The message was conveyed, to another round of squeals and thumps, before Toni came back.
“Right, well, we’re on the road now, so—perhaps an three quarters of an hour or so?”
Which meant about an hour and a half. I was never in what time zone Toni operated, but it must be really quite fun.
“Great,” I said, looking at Mitch. “Would you like me to have anything ready for you.” He nodded forcefully.
“Oh, you don’t have to! That would be lovely!” Ah, the fatal challenge of contradictions.
“Great,” I said again. “It’ll be a pleasure.”
We bantered for a bit, during which I watched the minute hand on the clock on the wall spin faster and faster. When Toni was done telling me about the trees they were passing and cows grazing on the field, I was down to one hour and ten minutes.
“You blinking liar,” Mitch said flatly when I finally closed the phone.
“What?”
“It’ll be a pleasure’. What, pray tell, are you going to whip up? A nice bowl of Frosties? Some apples and yogurt? Because I think that’s the extent of your pantry, Friend-O.”
“Shit.” He was right, of course. Flingpot has consumed the last of my groceries. I eyed the clock again and sighed.
“We’ll have to hit the Farmer’s Market,” I said, more to myself than to Mitch. “And I’m sure Sergey’s open by now. I’ll get some bread and something fattening and call it a day.”
“What is this ‘we’ all about?”
“Do you want to eat today?”
“Not if the little people are going to be here.” He grimaced. “I don’t do the little people.”
“Excellent,” I said, trying very hard not to laugh. “I’ll just tell them you’re my imaginary friend.”
“Works for me.”
And, thus liberated from a day of book-buying, Mitch stood, swung his arms until his sweater released his hands, and headed back home. Before descending the basement steps, he turned and nearly slammed my head with the door.
“Umm…oops. Anyway, bring those stories to Sergey. See what he says.”
“Good idea.” I said, stopping the mad whirlwind of cleaning and clearing.
“But take a shower first, ok?”
“Wherever would I be without you?” I replied dryly and ran upstairs to the bathroom.
Stoke Newington holds this tiny little farmer’s market every Saturday morning in the local school’s recess yard. It means that Church Street is nearly impassible by car until about 2pm, but there aren’t too many other places where you can see whole fish on ice next to a table of homemade gooseberry jam next to buckets of dirt-covered, moony mushrooms, next to the cupcake lady, who sells baby cupcakes for 75p, next to the enormous cheese wheel, next to the Cajun guy who sings while brewing coffee, who works beside the curmudgeonly Irish baker, who stands behind a table heaped with enough bread to make it hard to see his head over the crusty mountain.
Twenty minutes after Mitch’s departure, I was ducking through the gates of the William Patton school, politely taking a leaflet from a short women with enormous dreadlocks bundled on top of her head, admonishing me to abstain from buying produce from some foreign country that was doing something not-nice to some other foreign nation. I shoved the leaflet in my bag, where it met its friends from weeks past, and buzzed the circle of breads and veggies, deciding to skip on the aquatic life, since I had neither the time to cook it nor the inclination to kill us all with salmonella.

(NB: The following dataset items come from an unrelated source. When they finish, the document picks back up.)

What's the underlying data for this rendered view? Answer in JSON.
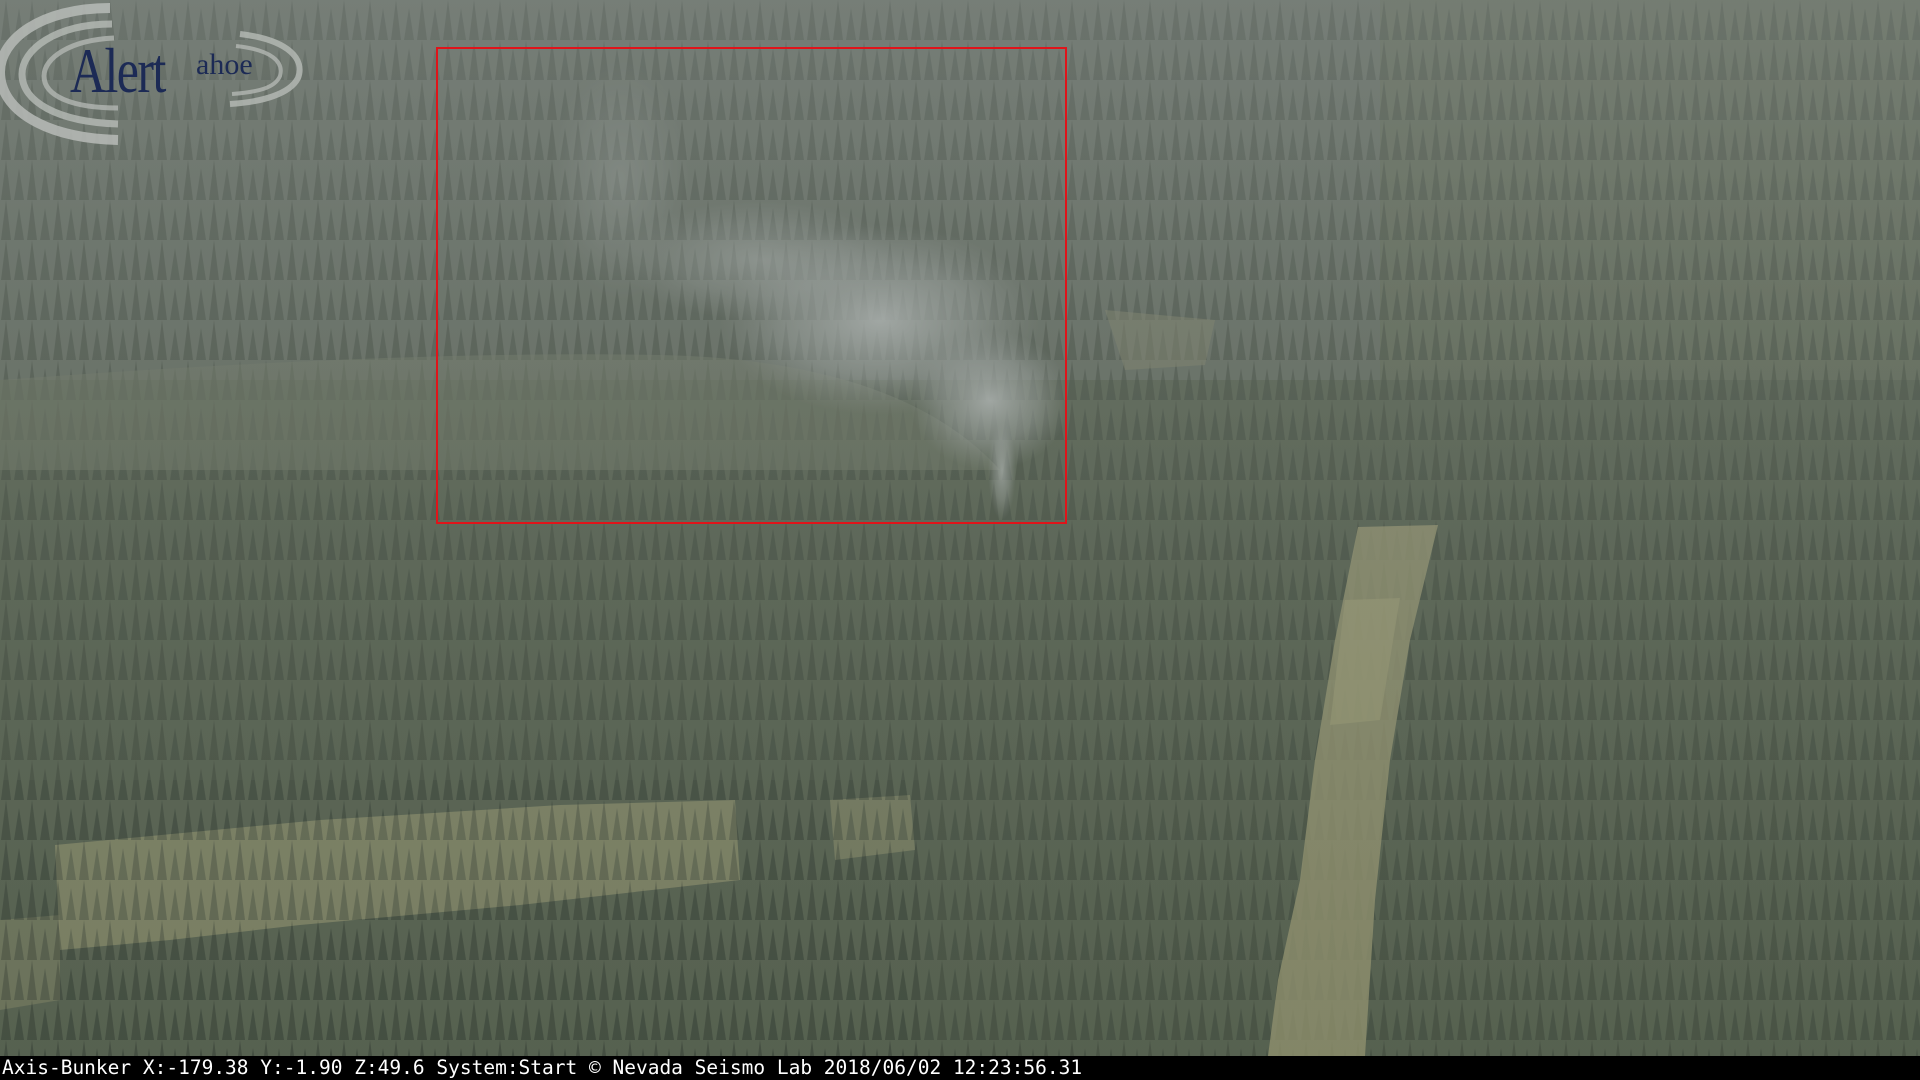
{
  "camera_view": {
    "logo": {
      "word_alert": "Alert",
      "word_tahoe": "ahoe"
    },
    "detection_box": {
      "color": "#e0141a"
    },
    "status_bar": {
      "text": "Axis-Bunker X:-179.38 Y:-1.90 Z:49.6 System:Start © Nevada Seismo Lab 2018/06/02 12:23:56.31"
    }
  }
}
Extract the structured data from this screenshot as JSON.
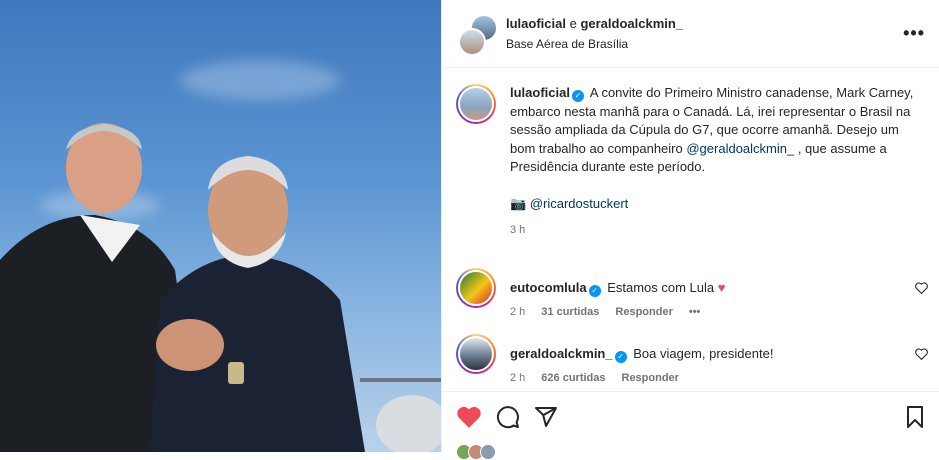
{
  "header": {
    "user1": "lulaoficial",
    "separator": " e ",
    "user2": "geraldoalckmin_",
    "location": "Base Aérea de Brasília",
    "more": "•••"
  },
  "caption": {
    "username": "lulaoficial",
    "text": "A convite do Primeiro Ministro canadense, Mark Carney, embarco nesta manhã para o Canadá. Lá, irei representar o Brasil na sessão ampliada da Cúpula do G7, que ocorre amanhã. Desejo um bom trabalho ao companheiro",
    "mention": "@geraldoalckmin_",
    "text_after": " , que assume a Presidência durante este período.",
    "camera": "📷",
    "credit": "@ricardostuckert",
    "time": "3 h"
  },
  "comments": [
    {
      "username": "eutocomlula",
      "text": "Estamos com Lula",
      "emoji": "♥",
      "time": "2 h",
      "likes": "31 curtidas",
      "reply": "Responder",
      "more": "•••"
    },
    {
      "username": "geraldoalckmin_",
      "text": "Boa viagem, presidente!",
      "time": "2 h",
      "likes": "626 curtidas",
      "reply": "Responder"
    }
  ],
  "colors": {
    "like_red": "#ed4956",
    "verified_blue": "#0095f6",
    "mention_blue": "#00376b"
  },
  "icons": [
    "heart-icon",
    "comment-icon",
    "share-icon",
    "bookmark-icon",
    "verified-icon",
    "camera-icon"
  ]
}
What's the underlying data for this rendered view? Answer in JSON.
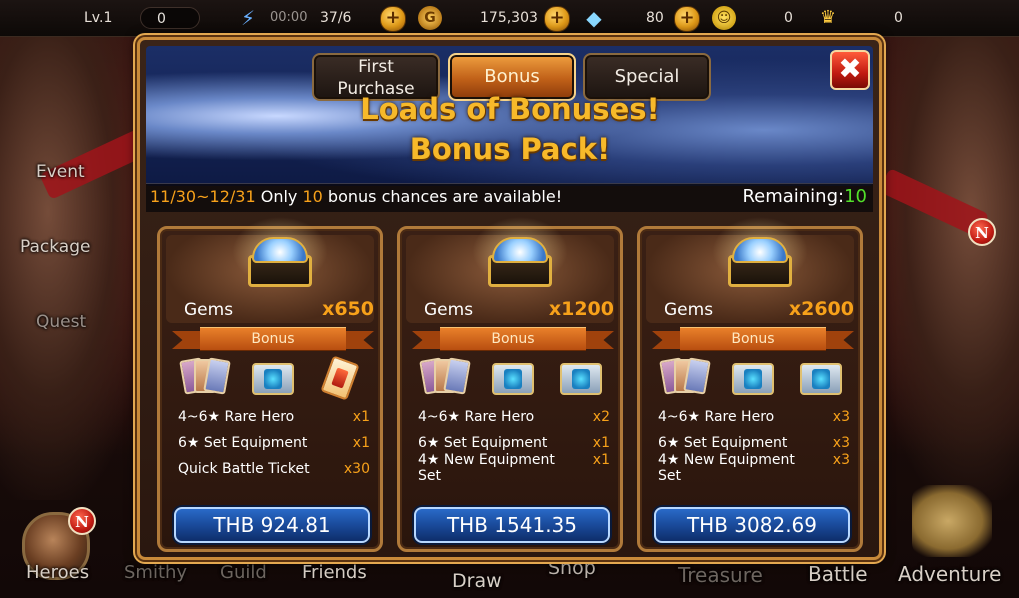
{
  "top_bar": {
    "level_label": "Lv.1",
    "name_value": "0",
    "stamina_timer": "00:00",
    "stamina_count": "37/6",
    "gold": "175,303",
    "gems": "80",
    "friendship": "0",
    "honor": "0"
  },
  "left_menu": {
    "event_label": "Event",
    "package_label": "Package",
    "quest_label": "Quest"
  },
  "dialog": {
    "tabs": [
      {
        "label_line1": "First",
        "label_line2": "Purchase"
      },
      {
        "label_line1": "Bonus",
        "label_line2": ""
      },
      {
        "label_line1": "Special",
        "label_line2": ""
      }
    ],
    "active_tab": "Bonus",
    "close_label": "✖",
    "headline_line1": "Loads of Bonuses!",
    "headline_line2": "Bonus Pack!",
    "info_dates": "11/30~12/31",
    "info_only": "Only",
    "info_chances": "10",
    "info_rest": "bonus chances are available!",
    "remaining_label": "Remaining:",
    "remaining_value": "10"
  },
  "packs": [
    {
      "gem_label": "Gems",
      "gem_count": "x650",
      "bonus_label": "Bonus",
      "rewards": [
        {
          "name": "4~6★ Rare Hero",
          "qty": "x1"
        },
        {
          "name": "6★ Set Equipment",
          "qty": "x1"
        },
        {
          "name": "Quick Battle Ticket",
          "qty": "x30"
        }
      ],
      "price": "THB 924.81"
    },
    {
      "gem_label": "Gems",
      "gem_count": "x1200",
      "bonus_label": "Bonus",
      "rewards": [
        {
          "name": "4~6★ Rare Hero",
          "qty": "x2"
        },
        {
          "name": "6★ Set Equipment",
          "qty": "x1"
        },
        {
          "name": "4★ New Equipment Set",
          "qty": "x1"
        }
      ],
      "price": "THB 1541.35"
    },
    {
      "gem_label": "Gems",
      "gem_count": "x2600",
      "bonus_label": "Bonus",
      "rewards": [
        {
          "name": "4~6★ Rare Hero",
          "qty": "x3"
        },
        {
          "name": "6★ Set Equipment",
          "qty": "x3"
        },
        {
          "name": "4★ New Equipment Set",
          "qty": "x3"
        }
      ],
      "price": "THB 3082.69"
    }
  ],
  "bottom_nav": {
    "heroes": "Heroes",
    "smithy": "Smithy",
    "guild": "Guild",
    "friends": "Friends",
    "draw": "Draw",
    "shop": "Shop",
    "treasure": "Treasure",
    "battle": "Battle",
    "adventure": "Adventure"
  },
  "badge_letter": "N",
  "colors": {
    "accent_orange": "#f7a11a",
    "remaining_green": "#52e02a",
    "headline_gold": "#f7b92a",
    "price_blue": "#1a4a9a"
  }
}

Once I had enough to make a passable vegetable and cheese dish, I zipped down toward the Green, sidestepping slower pedestrians and nearly colliding with a young blonde with a baby carriage as I rounded the corner.
“Sorry,” I mumbled, not stopping long enough to give the words any meaning.
Sergey was leaning against the door frame of the shop, absorbing the thinning sunlight, a dough-flecked copy of The Casebook of Sherlock Holmes in his hands. He looked up at the sound of my rustling bags, and a brilliant smile broke out across his face.
“My Kipling! I have missed you!”
An older man walking past on the opposite side of the street looked over warily—a true Londoner, I thought fleetingly. Frightened of any loud noises or real emotion.
“Hello Sergey,” I panted, setting my bags just inside the shop and shrugging off my sweater.
“How are you, my friend, how are you?”
“I’m ok—in a bit of a rush today,” I explained Toni and Erik’s unexpected incursion into my weekend.
“I see, I see.” He nodded, as if contemplating the fate of nations, rather than my culinary crisis. “You will need Blini. To wrap them. Yes. Definitely.”
“I am in your hands.” He chuckled and began wrapping a stack of whisper-thin pancakes in crackling brown paper.
“Have you brought me anything?” When he raised his eyebrow at me, I noticed it was coated with flour.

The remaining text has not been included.